Coordinates of circumcentre of an isosceles triangle in 3D

Question

I have an isosceles triangle in 3D and I need to find the coordinates of the circumcentre of this triangle. I know the coordinates of the three vertices. One method I thought of is to solve equation of sphere using the three vertices. I have to code it, so I would like to know if there is any easier way to do this.

Answer 1

Let $\vec{A} = (A_1, A_2, A_3)$, $\vec{B} = (B_1, B_2, B_3)$, $\vec{C} = (C_1, C_2, C_3)$ be the three vertices of a triangle $ABC$ in any dimension. Let $a, b, c$ be the lengths of corresponding sides, i.e.

$$\begin{cases} a &= |\vec{B} - \vec{C}| = \sqrt{(B_1-C_1)^2+(B_2-C_2)^2+(B_3-C_3)^2}\\ b &= |\vec{C} - \vec{A}| = \sqrt{(C_1-A_1)^2+(C_2-A_2)^2+(C_3-A_3)^2}\\ c &= |\vec{A} - \vec{B}| = \sqrt{(A_1-B_1)^2+(A_2-B_2)^2+(A_3-B_3)^2}\\ \end{cases} $$ Define three constants $\alpha,\beta,\gamma$ by $\displaystyle\; \begin{cases} \alpha &= a^2(b^2+c^2-a^2)\\ \beta &= b^2(c^2+a^2-b^2)\\ \gamma &= c^2(a^2+b^2-c^2) \end{cases} $.
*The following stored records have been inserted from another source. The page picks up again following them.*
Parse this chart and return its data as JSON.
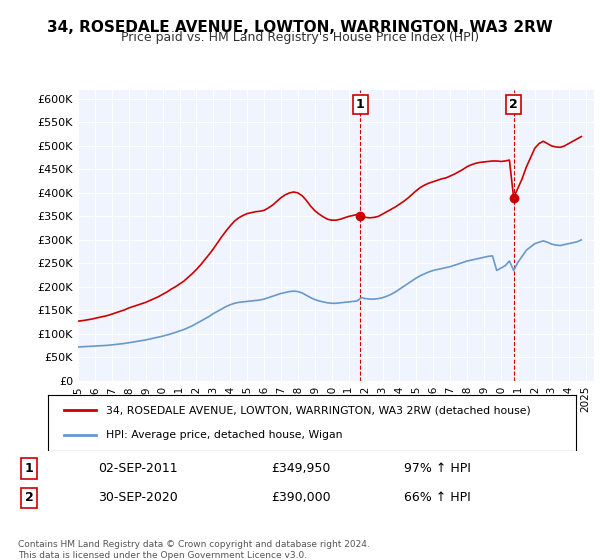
{
  "title": "34, ROSEDALE AVENUE, LOWTON, WARRINGTON, WA3 2RW",
  "subtitle": "Price paid vs. HM Land Registry's House Price Index (HPI)",
  "legend_line1": "34, ROSEDALE AVENUE, LOWTON, WARRINGTON, WA3 2RW (detached house)",
  "legend_line2": "HPI: Average price, detached house, Wigan",
  "annotation1_label": "1",
  "annotation1_date": "02-SEP-2011",
  "annotation1_price": "£349,950",
  "annotation1_hpi": "97% ↑ HPI",
  "annotation2_label": "2",
  "annotation2_date": "30-SEP-2020",
  "annotation2_price": "£390,000",
  "annotation2_hpi": "66% ↑ HPI",
  "footer": "Contains HM Land Registry data © Crown copyright and database right 2024.\nThis data is licensed under the Open Government Licence v3.0.",
  "red_line_color": "#cc0000",
  "blue_line_color": "#6699cc",
  "background_color": "#ffffff",
  "plot_bg_color": "#f0f4ff",
  "grid_color": "#ffffff",
  "ylim": [
    0,
    620000
  ],
  "yticks": [
    0,
    50000,
    100000,
    150000,
    200000,
    250000,
    300000,
    350000,
    400000,
    450000,
    500000,
    550000,
    600000
  ],
  "ytick_labels": [
    "£0",
    "£50K",
    "£100K",
    "£150K",
    "£200K",
    "£250K",
    "£300K",
    "£350K",
    "£400K",
    "£450K",
    "£500K",
    "£550K",
    "£600K"
  ],
  "xlim_start": 1995.0,
  "xlim_end": 2025.5,
  "xticks": [
    1995,
    1996,
    1997,
    1998,
    1999,
    2000,
    2001,
    2002,
    2003,
    2004,
    2005,
    2006,
    2007,
    2008,
    2009,
    2010,
    2011,
    2012,
    2013,
    2014,
    2015,
    2016,
    2017,
    2018,
    2019,
    2020,
    2021,
    2022,
    2023,
    2024,
    2025
  ],
  "sale1_x": 2011.67,
  "sale1_y": 349950,
  "sale2_x": 2020.75,
  "sale2_y": 390000,
  "red_x": [
    1995.0,
    1995.25,
    1995.5,
    1995.75,
    1996.0,
    1996.25,
    1996.5,
    1996.75,
    1997.0,
    1997.25,
    1997.5,
    1997.75,
    1998.0,
    1998.25,
    1998.5,
    1998.75,
    1999.0,
    1999.25,
    1999.5,
    1999.75,
    2000.0,
    2000.25,
    2000.5,
    2000.75,
    2001.0,
    2001.25,
    2001.5,
    2001.75,
    2002.0,
    2002.25,
    2002.5,
    2002.75,
    2003.0,
    2003.25,
    2003.5,
    2003.75,
    2004.0,
    2004.25,
    2004.5,
    2004.75,
    2005.0,
    2005.25,
    2005.5,
    2005.75,
    2006.0,
    2006.25,
    2006.5,
    2006.75,
    2007.0,
    2007.25,
    2007.5,
    2007.75,
    2008.0,
    2008.25,
    2008.5,
    2008.75,
    2009.0,
    2009.25,
    2009.5,
    2009.75,
    2010.0,
    2010.25,
    2010.5,
    2010.75,
    2011.0,
    2011.25,
    2011.5,
    2011.75,
    2012.0,
    2012.25,
    2012.5,
    2012.75,
    2013.0,
    2013.25,
    2013.5,
    2013.75,
    2014.0,
    2014.25,
    2014.5,
    2014.75,
    2015.0,
    2015.25,
    2015.5,
    2015.75,
    2016.0,
    2016.25,
    2016.5,
    2016.75,
    2017.0,
    2017.25,
    2017.5,
    2017.75,
    2018.0,
    2018.25,
    2018.5,
    2018.75,
    2019.0,
    2019.25,
    2019.5,
    2019.75,
    2020.0,
    2020.25,
    2020.5,
    2020.75,
    2021.0,
    2021.25,
    2021.5,
    2021.75,
    2022.0,
    2022.25,
    2022.5,
    2022.75,
    2023.0,
    2023.25,
    2023.5,
    2023.75,
    2024.0,
    2024.25,
    2024.5,
    2024.75
  ],
  "red_y": [
    127000,
    128000,
    129500,
    131000,
    133000,
    135000,
    137000,
    139000,
    142000,
    145000,
    148000,
    151000,
    155000,
    158000,
    161000,
    164000,
    167000,
    171000,
    175000,
    179000,
    184000,
    189000,
    195000,
    200000,
    206000,
    212000,
    220000,
    228000,
    237000,
    247000,
    258000,
    269000,
    281000,
    294000,
    307000,
    319000,
    330000,
    340000,
    347000,
    352000,
    356000,
    358000,
    360000,
    361000,
    363000,
    368000,
    374000,
    382000,
    390000,
    396000,
    400000,
    402000,
    400000,
    394000,
    384000,
    372000,
    362000,
    355000,
    349000,
    344000,
    342000,
    342000,
    344000,
    347000,
    350000,
    352000,
    354000,
    349950,
    348000,
    347000,
    348000,
    350000,
    355000,
    360000,
    365000,
    370000,
    376000,
    382000,
    389000,
    397000,
    405000,
    412000,
    417000,
    421000,
    424000,
    427000,
    430000,
    432000,
    436000,
    440000,
    445000,
    450000,
    456000,
    460000,
    463000,
    465000,
    466000,
    467000,
    468000,
    468000,
    467000,
    468000,
    470000,
    390000,
    410000,
    430000,
    455000,
    475000,
    495000,
    505000,
    510000,
    505000,
    500000,
    498000,
    497000,
    500000,
    505000,
    510000,
    515000,
    520000
  ],
  "blue_x": [
    1995.0,
    1995.25,
    1995.5,
    1995.75,
    1996.0,
    1996.25,
    1996.5,
    1996.75,
    1997.0,
    1997.25,
    1997.5,
    1997.75,
    1998.0,
    1998.25,
    1998.5,
    1998.75,
    1999.0,
    1999.25,
    1999.5,
    1999.75,
    2000.0,
    2000.25,
    2000.5,
    2000.75,
    2001.0,
    2001.25,
    2001.5,
    2001.75,
    2002.0,
    2002.25,
    2002.5,
    2002.75,
    2003.0,
    2003.25,
    2003.5,
    2003.75,
    2004.0,
    2004.25,
    2004.5,
    2004.75,
    2005.0,
    2005.25,
    2005.5,
    2005.75,
    2006.0,
    2006.25,
    2006.5,
    2006.75,
    2007.0,
    2007.25,
    2007.5,
    2007.75,
    2008.0,
    2008.25,
    2008.5,
    2008.75,
    2009.0,
    2009.25,
    2009.5,
    2009.75,
    2010.0,
    2010.25,
    2010.5,
    2010.75,
    2011.0,
    2011.25,
    2011.5,
    2011.75,
    2012.0,
    2012.25,
    2012.5,
    2012.75,
    2013.0,
    2013.25,
    2013.5,
    2013.75,
    2014.0,
    2014.25,
    2014.5,
    2014.75,
    2015.0,
    2015.25,
    2015.5,
    2015.75,
    2016.0,
    2016.25,
    2016.5,
    2016.75,
    2017.0,
    2017.25,
    2017.5,
    2017.75,
    2018.0,
    2018.25,
    2018.5,
    2018.75,
    2019.0,
    2019.25,
    2019.5,
    2019.75,
    2020.0,
    2020.25,
    2020.5,
    2020.75,
    2021.0,
    2021.25,
    2021.5,
    2021.75,
    2022.0,
    2022.25,
    2022.5,
    2022.75,
    2023.0,
    2023.25,
    2023.5,
    2023.75,
    2024.0,
    2024.25,
    2024.5,
    2024.75
  ],
  "blue_y": [
    72000,
    72500,
    73000,
    73500,
    74000,
    74500,
    75000,
    75500,
    76500,
    77500,
    78500,
    79500,
    81000,
    82500,
    84000,
    85500,
    87000,
    89000,
    91000,
    93000,
    95000,
    97500,
    100000,
    103000,
    106000,
    109000,
    113000,
    117000,
    122000,
    127000,
    132000,
    137000,
    143000,
    148000,
    153000,
    158000,
    162000,
    165000,
    167000,
    168000,
    169000,
    170000,
    171000,
    172000,
    174000,
    177000,
    180000,
    183000,
    186000,
    188000,
    190000,
    191000,
    190000,
    187000,
    182000,
    177000,
    173000,
    170000,
    168000,
    166000,
    165000,
    165000,
    166000,
    167000,
    168000,
    169000,
    170000,
    177000,
    175000,
    174000,
    174000,
    175000,
    177000,
    180000,
    184000,
    189000,
    195000,
    201000,
    207000,
    213000,
    219000,
    224000,
    228000,
    232000,
    235000,
    237000,
    239000,
    241000,
    243000,
    246000,
    249000,
    252000,
    255000,
    257000,
    259000,
    261000,
    263000,
    265000,
    266000,
    235000,
    240000,
    245000,
    255000,
    235000,
    252000,
    265000,
    278000,
    285000,
    292000,
    295000,
    298000,
    295000,
    291000,
    289000,
    288000,
    290000,
    292000,
    294000,
    296000,
    300000
  ]
}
The circumcenter of triangle $ABC$ (in the plane holding the triangle) is located at

$$\frac{\alpha \vec{A} + \beta \vec{B} + \gamma \vec{C}}{\alpha + \beta + \gamma} = \left( \frac{\alpha A_1 + \beta B_1 + \gamma C_1}{\alpha + \beta + \gamma}, \frac{\alpha A_2 + \beta B_2 + \gamma C_2}{\alpha + \beta + \gamma}, \frac{\alpha A_3 + \beta B_3 + \gamma C_3}{\alpha + \beta + \gamma} \right) $$ The $(\alpha,\beta,\gamma)$ above is essentially the barycentric coordinates of the circumcenter with respect to $\triangle ABC$. Since it only depends on the side lengths, above formula works in any dimension.

Answer 2

I'd suggest you avoid the square roots solving a sphere equation will probably imply. Instead, I'd intersect two perpendicular bisector planes of the triangle edges with the plane of the triangle. That way, everything is linear.

Personally I'd perform the computation using projective geometry, but that may be a matter of taste and education, and explaining it here isn't shorter than doing things the conventional way, using the normal representation of each plane and solving a set of three linear equations to intersect them.